A secondary analysis of the Birth in Brazil study identified a high prevalence of preventable harm in the context of obstetric care in the Southeast region of the country, with only 2% of women classified as harm-free during childbirth [22]. Specifically in the private sector, CS births before labor presented a fourfold increase in the odds of having one or two or more harms. Thus, the reduction in overall CS and prelabor CS rates would be expected to improve safety measures. Further, an obstetric QI project including interventions targeting stakeholders’ culture, changes in the management level of institutions, and educational interventions would also be expected to improve the adoption of obstetric safety practices and reduce unsafe care events. However, it was not possible to identify a clear effect on safety care measures in the present analysis. These findings highlight the need to include strategies to improve the adoption of evidence-based practices associated with increased obstetric safety alongside QI projects aiming to reduce cesarean section rates [12, 16].

It is not possible to examine the potential causes of the increased likelihood of some unsafe care events in the PPA group by exploring the HBS database. However, it is possible to hypothesize some likely explanations. One of the strategies developed within PPA to reorganize obstetric care was to move from intrapartum care provided by the same obstetrician from prenatal through labor to intrapartum care provided by a hospital team [8,9,10]. In the latter model, providers are hired by the hospital and are maybe more likely to follow institutional guidelines, which may explain the higher chance of receiving magnesium sulphate for severe hypertension. The higher participation of intrapartum CS as opposed to scheduled prelabor CS in the PPA model may partially explain the decline in perioperative antibiotic prophylaxis usage, due to less routine, structured care paths in non-elective surgical procedures. It is worth highlighting that obstetric outcomes that could have been affected by this difference in safety care measures were not worsened by the PPA intervention in our analysis, particularly severe postpartum hemorrhage, antibiotics use (excluding prophylaxis), and severe maternal morbidity.

Our study presents some important limitations. First, the study included a convenience sample with specific eligibility criteria [8]. Thus, HBS findings may not represent all hospitals that joined the PPA project. Differences in baseline characteristics that are known to influence the cesarean section risk were observed between PPA and standard care groups, thus data analysis adjustments were made. However, it is not possible to rule out that the different eligibility criteria to be exposed to the PPA QI intervention in each hospital may have led to differences in baseline characteristics that were not totally possible to account for by using logistic regression adjustments.
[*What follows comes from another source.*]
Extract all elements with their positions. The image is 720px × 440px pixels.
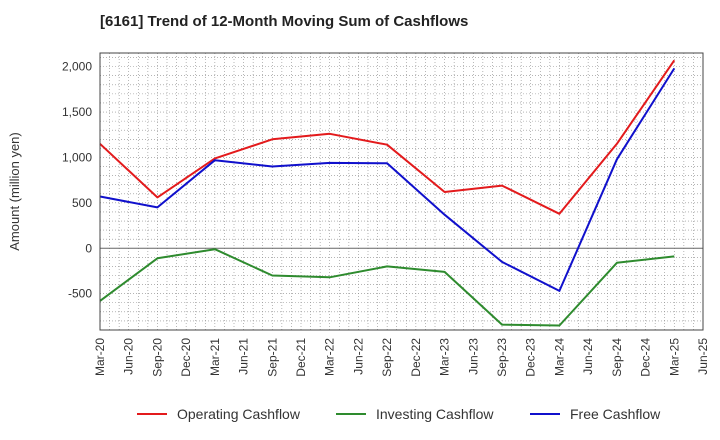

Additionally, for some of the outcomes the subgroup with available data had a small sample size, which may have impaired our ability to observed differences that larger samples sizes would reveal. Despite these limitations, the HBS large sample size and set of variables allow a comprehensive overview of PPA model results, including its impact in several outcomes simultaneously. These findings raise relevant hypothesis for further investigation regarding the effects of QI interventions to reduce unnecessary cesarean sections.
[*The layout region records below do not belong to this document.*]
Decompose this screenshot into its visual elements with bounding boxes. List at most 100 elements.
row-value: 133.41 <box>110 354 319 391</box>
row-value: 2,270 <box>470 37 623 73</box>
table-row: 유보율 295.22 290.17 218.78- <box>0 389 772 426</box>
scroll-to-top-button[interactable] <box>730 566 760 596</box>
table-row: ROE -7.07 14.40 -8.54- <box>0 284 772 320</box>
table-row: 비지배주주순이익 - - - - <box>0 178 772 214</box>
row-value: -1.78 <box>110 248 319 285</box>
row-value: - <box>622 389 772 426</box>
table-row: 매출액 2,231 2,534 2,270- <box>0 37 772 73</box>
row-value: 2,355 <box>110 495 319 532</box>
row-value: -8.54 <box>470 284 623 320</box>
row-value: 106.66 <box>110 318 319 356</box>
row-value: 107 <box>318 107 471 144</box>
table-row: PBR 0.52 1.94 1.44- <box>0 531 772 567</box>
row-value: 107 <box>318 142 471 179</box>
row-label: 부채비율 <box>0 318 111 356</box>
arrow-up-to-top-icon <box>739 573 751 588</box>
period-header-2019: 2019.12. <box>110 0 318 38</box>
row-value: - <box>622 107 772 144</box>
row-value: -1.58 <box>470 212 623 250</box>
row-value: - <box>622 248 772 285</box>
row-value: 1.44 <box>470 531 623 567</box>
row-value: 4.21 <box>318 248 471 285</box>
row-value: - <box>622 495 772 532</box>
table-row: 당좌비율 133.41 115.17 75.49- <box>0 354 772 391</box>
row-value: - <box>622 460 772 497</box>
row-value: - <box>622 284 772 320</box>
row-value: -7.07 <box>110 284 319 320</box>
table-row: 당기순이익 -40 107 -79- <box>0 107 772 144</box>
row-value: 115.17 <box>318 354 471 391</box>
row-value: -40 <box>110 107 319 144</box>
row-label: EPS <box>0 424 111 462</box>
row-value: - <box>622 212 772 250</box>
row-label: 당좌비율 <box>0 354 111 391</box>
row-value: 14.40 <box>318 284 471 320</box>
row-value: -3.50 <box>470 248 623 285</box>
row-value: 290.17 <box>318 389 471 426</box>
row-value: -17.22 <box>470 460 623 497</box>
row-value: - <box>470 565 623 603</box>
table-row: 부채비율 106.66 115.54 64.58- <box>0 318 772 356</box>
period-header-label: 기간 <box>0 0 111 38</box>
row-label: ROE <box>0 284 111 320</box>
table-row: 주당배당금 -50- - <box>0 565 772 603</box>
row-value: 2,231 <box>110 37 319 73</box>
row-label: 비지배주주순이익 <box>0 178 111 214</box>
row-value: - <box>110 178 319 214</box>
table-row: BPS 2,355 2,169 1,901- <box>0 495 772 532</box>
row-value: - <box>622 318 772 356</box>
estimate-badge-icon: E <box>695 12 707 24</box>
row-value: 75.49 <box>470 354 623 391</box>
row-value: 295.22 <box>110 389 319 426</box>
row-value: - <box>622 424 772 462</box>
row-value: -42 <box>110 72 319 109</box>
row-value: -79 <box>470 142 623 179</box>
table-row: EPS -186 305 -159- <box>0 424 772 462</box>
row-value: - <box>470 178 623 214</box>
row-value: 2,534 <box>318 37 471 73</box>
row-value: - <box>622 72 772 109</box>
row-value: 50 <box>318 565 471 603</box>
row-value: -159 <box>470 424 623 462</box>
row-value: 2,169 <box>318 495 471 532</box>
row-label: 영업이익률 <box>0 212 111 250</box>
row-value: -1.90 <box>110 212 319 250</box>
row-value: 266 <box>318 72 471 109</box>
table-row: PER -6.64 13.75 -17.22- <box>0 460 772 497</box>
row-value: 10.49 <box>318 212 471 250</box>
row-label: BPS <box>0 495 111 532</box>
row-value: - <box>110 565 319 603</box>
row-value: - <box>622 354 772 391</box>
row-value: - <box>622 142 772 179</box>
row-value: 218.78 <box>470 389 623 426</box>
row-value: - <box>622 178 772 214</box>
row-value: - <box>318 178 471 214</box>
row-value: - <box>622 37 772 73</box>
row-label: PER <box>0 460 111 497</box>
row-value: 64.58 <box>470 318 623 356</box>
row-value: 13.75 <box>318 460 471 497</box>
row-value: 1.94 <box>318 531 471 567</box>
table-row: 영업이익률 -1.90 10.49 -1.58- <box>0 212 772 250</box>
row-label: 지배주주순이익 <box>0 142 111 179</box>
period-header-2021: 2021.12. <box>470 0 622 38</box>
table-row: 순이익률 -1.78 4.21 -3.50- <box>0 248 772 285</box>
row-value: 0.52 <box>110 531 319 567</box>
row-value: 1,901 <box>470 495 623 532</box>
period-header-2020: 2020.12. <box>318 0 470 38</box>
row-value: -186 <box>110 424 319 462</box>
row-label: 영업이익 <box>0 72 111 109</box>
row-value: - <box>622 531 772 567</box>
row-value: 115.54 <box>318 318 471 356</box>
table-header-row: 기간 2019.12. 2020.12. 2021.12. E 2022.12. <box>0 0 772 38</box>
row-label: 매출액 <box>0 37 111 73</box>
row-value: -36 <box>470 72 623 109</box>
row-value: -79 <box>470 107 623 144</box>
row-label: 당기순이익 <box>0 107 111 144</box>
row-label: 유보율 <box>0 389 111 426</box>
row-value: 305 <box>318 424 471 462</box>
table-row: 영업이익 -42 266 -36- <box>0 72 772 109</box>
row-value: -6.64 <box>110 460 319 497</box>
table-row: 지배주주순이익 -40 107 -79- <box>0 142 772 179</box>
The Adequate Childbirth Project Quality Improvement intervention was able to reduce cesarean section rates without increasing the chance of adverse obstetric and perinatal outcomes. The bidirectional effect on obstetric safety care measures reinforces that QI initiatives include closer observation of routine and responsive care when implementing interventions to reduce unnecessary C-section, focusing on strategies to disseminate evidence-based practices associated with increased care safety.